Weilert refused to let reporters interview Hendricks.

Hendricks served in the Air Force, was married and divorced, worked in an electronics repair shop - and has been unable to keep his hands off children. Over a 40-year period, he was repeatedly convicted of fondling them.

In late 1994, Kansas used its predator statute to send Hendricks to a state mental hospital as he was about to be released from prison. He had served almost 10 years for molesting two 13-year-old boys.

The state law allows a judge to commit individuals if a jury finds beyond a reasonable doubt that they suffer - not from mental illness - but from a mental abnormality or personality disorder that makes them likely to commit rape, sodomy, sexual battery or sexual offenses with a child if they are set free.

They are entitled to the assistance of a lawyer and a mental-health professional before the jury and while confined. There is no time limit on these civil commitments, but those sentenced must be re-evaluated once a year.

In Hendricks' case, the jurors concluded he was mentally defective and likely to prey upon young children again.

A state judge then committed him to the maximum-security Larned Correctional Mental Health Facility in central Kansas. Eight others, also found to be sexually violent predators, have followed Hendricks to Larned.

The Kansas Supreme Court, splitting 4-3, ruled the law an unconstitutional deprivation of liberty without due process of law.

Citing a 4-year-old Supreme Court interpretation of due process, the state's highest court said the Kansas law lacked a critical element - proof that the individual to be confined was mentally ill.

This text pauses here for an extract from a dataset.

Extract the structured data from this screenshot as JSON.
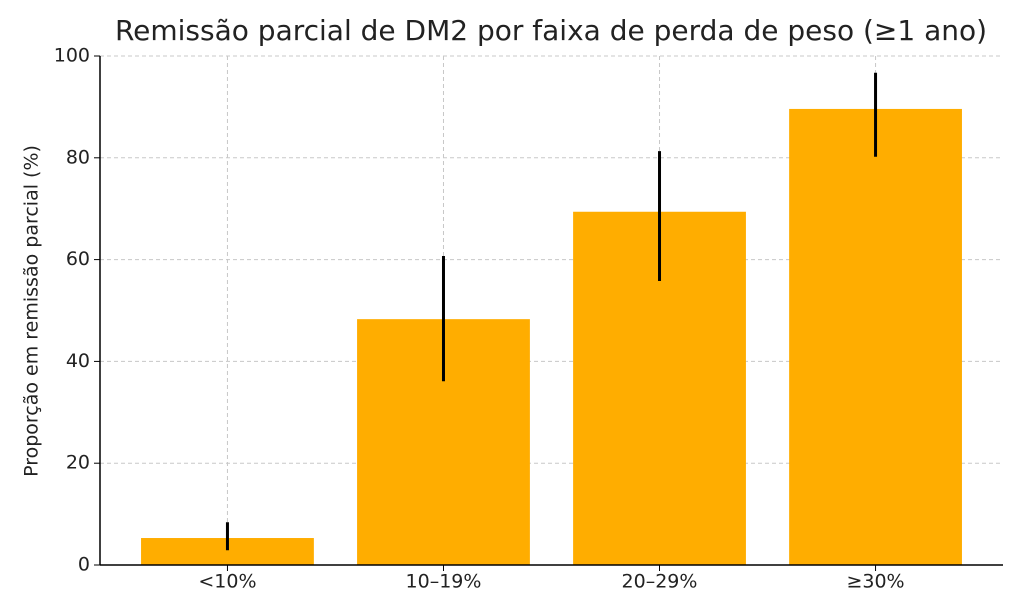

A mental illness, the court said, is a clearer, more limited category than the murkier terms - ``mental abnormality'' or ``personality disorder'' - used in the sexual predators statute.

Stovall and other top law enforcement officials said courts should recognize that mental health professionals today are capable of identifying mental defects that predispose offenders toward sexually violent acts.

Still, treatment doesn't cure sexually violent behavior, the National Mental Health Association said. Placing predators in mental institutions simply diverts attention from others there who really can be helped, the association said in a legal brief.

``They could have given him [Hendricks] a life sentence of 45 to 180 years,'' Hendricks' lawyer said. ``That would have meant he would not be released until he was about 135 years old. But instead the state recommended five to 20 years and he actually served 10 years.''

To win the case, Stovall must confront a 5-4 Supreme Court ruling in the 1992 case of Foucha vs. Louisiana.

Terry Foucha was found not guilty of a violent crime by reason by insanity, confined to a mental institution, recovered his sanity but remained in the institution because doctors said he would be a menace to society if released.

In that case, the Supreme Court said a civil commitment could not be based on dangerousness alone. The committed person also must be found to be mentally ill.

All four dissenters in the Foucha case - Chief Justice William Rehnquist, Antonin Scalia, Anthony Kennedy and Clarence Thomas - remain on the court. But two justices who voted with the majority, Byron White and Harry Blackmun, have retired.

That means their successors, Ruth Bader Ginsburg and Stephen Breyer, both appointed by President Clinton, are likely to cast the pivotal votes in the case of Kansas vs. Hendricks.

The Supreme Court expects to rule by July. Until then, Hendricks and the other men officially designated as sexually violent predators must remain locked up at Larned.